Damn that’s awesome. Nice work. Probably should have tried this first. Be nice to save a thousand bucks right off the bat but I guess I’ll keep the apt to do the radiator, might throw this on for the next 2 weeks though. Looks like it held great.
Certainly it's just a stop-gap idea. Up to the individual how big the gap should be . . .
 
Small update. Driving the truck on a cooler marking it feels wayyyy better bumps/vibration wise. I’m wondering if it has to do with the suspension fluid heating up? Maybe I got air in the system when bleeding it that’s causing an issue when it hears up. I used a brake bleeder bottle, I may grab another jug of fluid and try to flush for air, any tips to flushing the air? Is it easier with a larger bottle? Like a water bottle with a tube going in rather then the tiny brake bleed bottle. I’ve never been great at bleeding brakes but this seems easier then brakes.
 
I replaced the radiator in our 2013 LX (~118k miles) back in February of this year. When I say I replaced it, I did it myself.

New OEM radiator from Lagrange Toyota - $310
New upper and lower hoses - $50
2 gallons of coolant - $70

A Transmission service should be included in this. At least a drop and fill. I chose to drop the pan, clean it, the magnets and put a new filter and gasket on and refill with ~5.5 quarts of Amsoil OE Fluid.

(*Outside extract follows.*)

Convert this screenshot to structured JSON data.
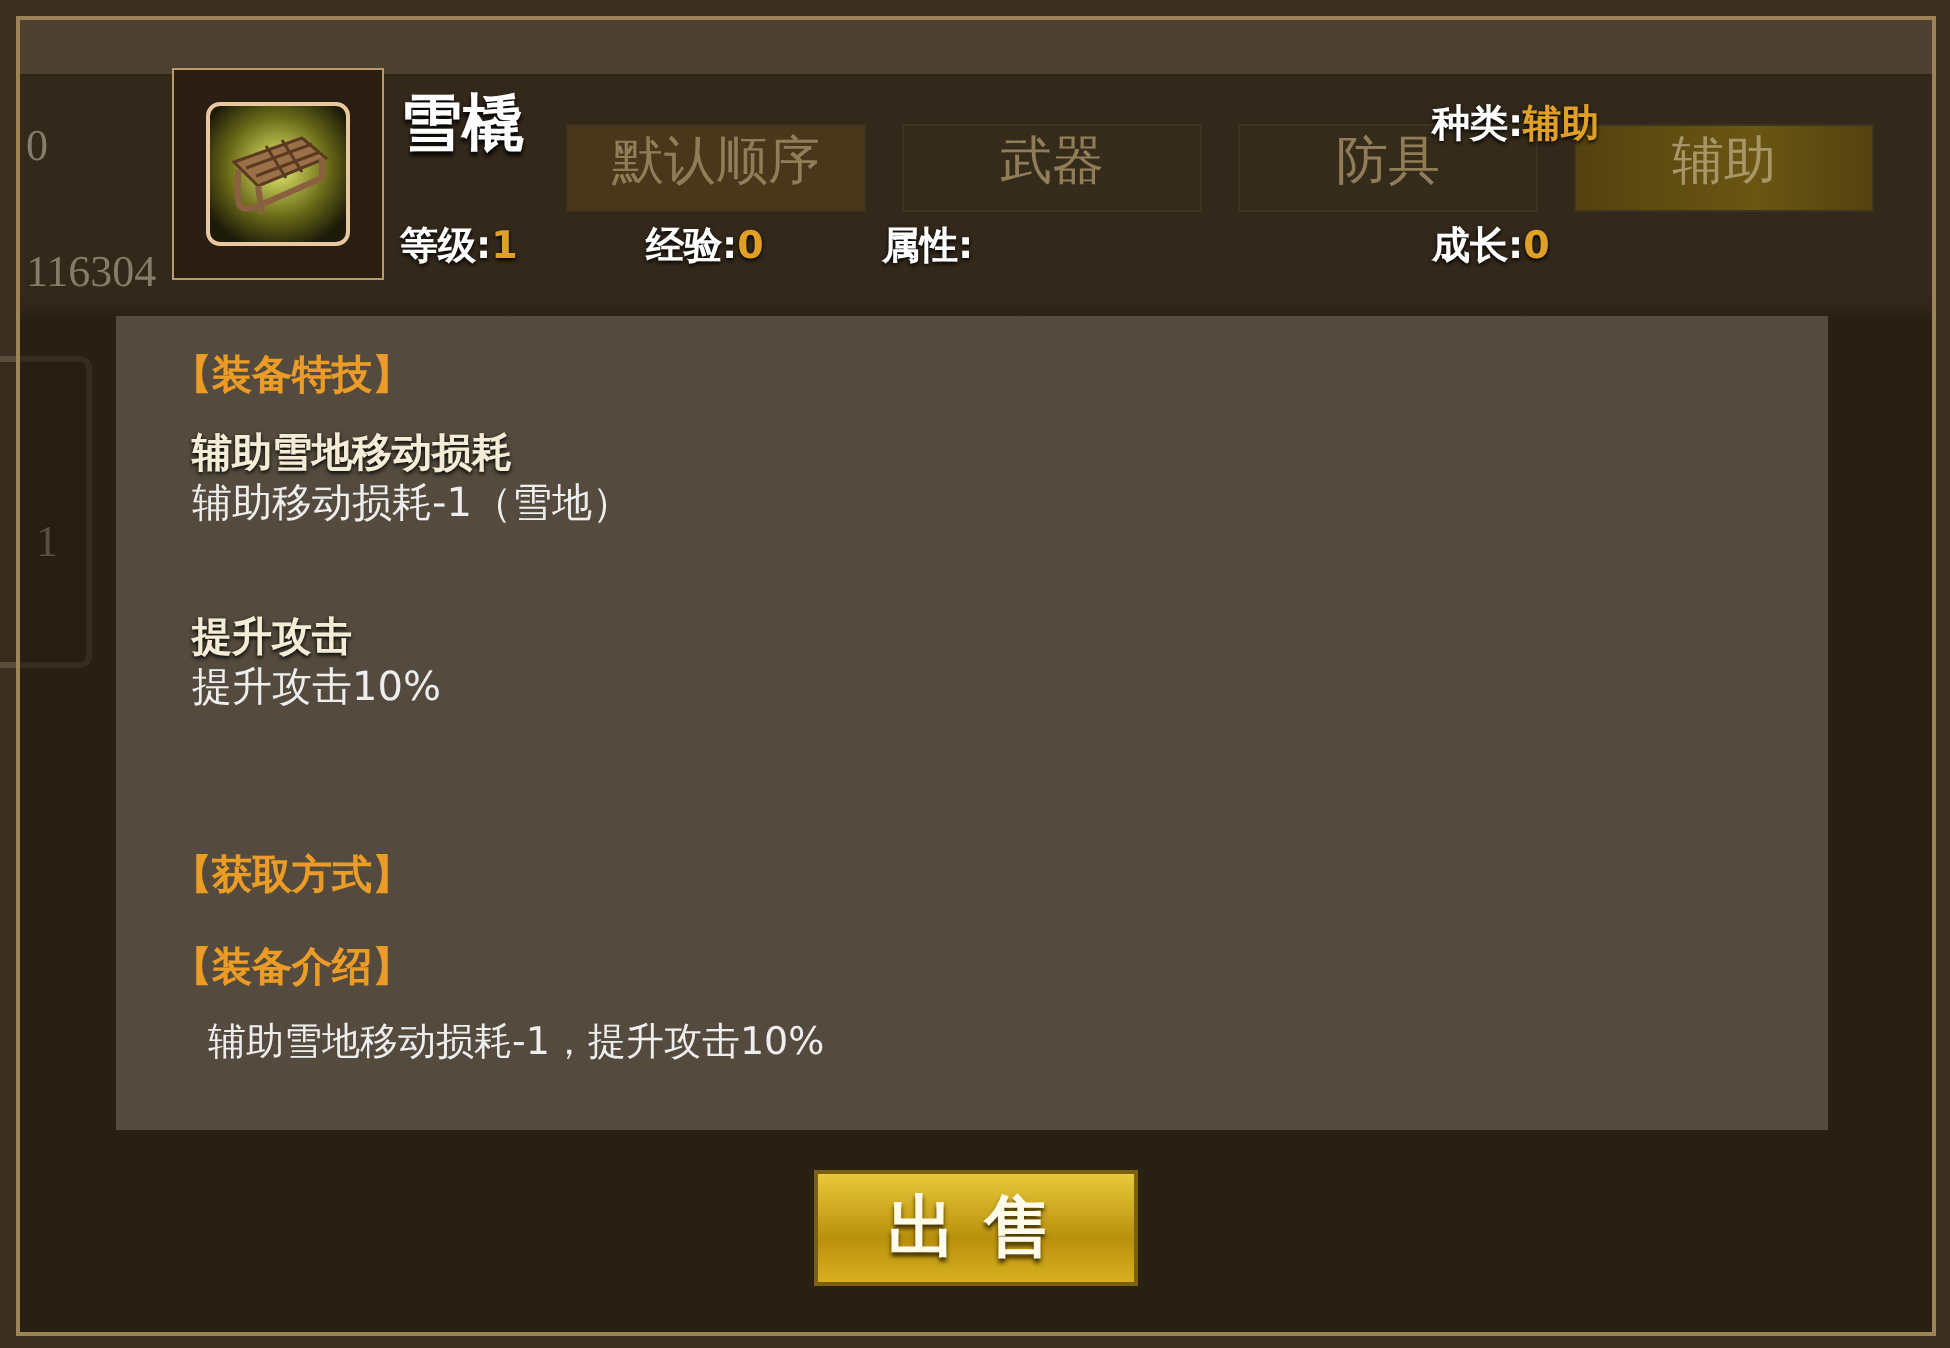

Took me about 6 hours total, a few of those hours were spent screwing with a couple of things a DIY'er would struggle with - I put one of the hoses in with the wrong sequence, should have done the other end first and something else, I forgot.

But all told, I have a new, "Fixed" radiator (versus the GM route of installing the same part that will fail again), new upper and lower hoses, did a complete transmission service for about $450 and a couple of evenings of my time. To do the job right, it should be a $1300 job.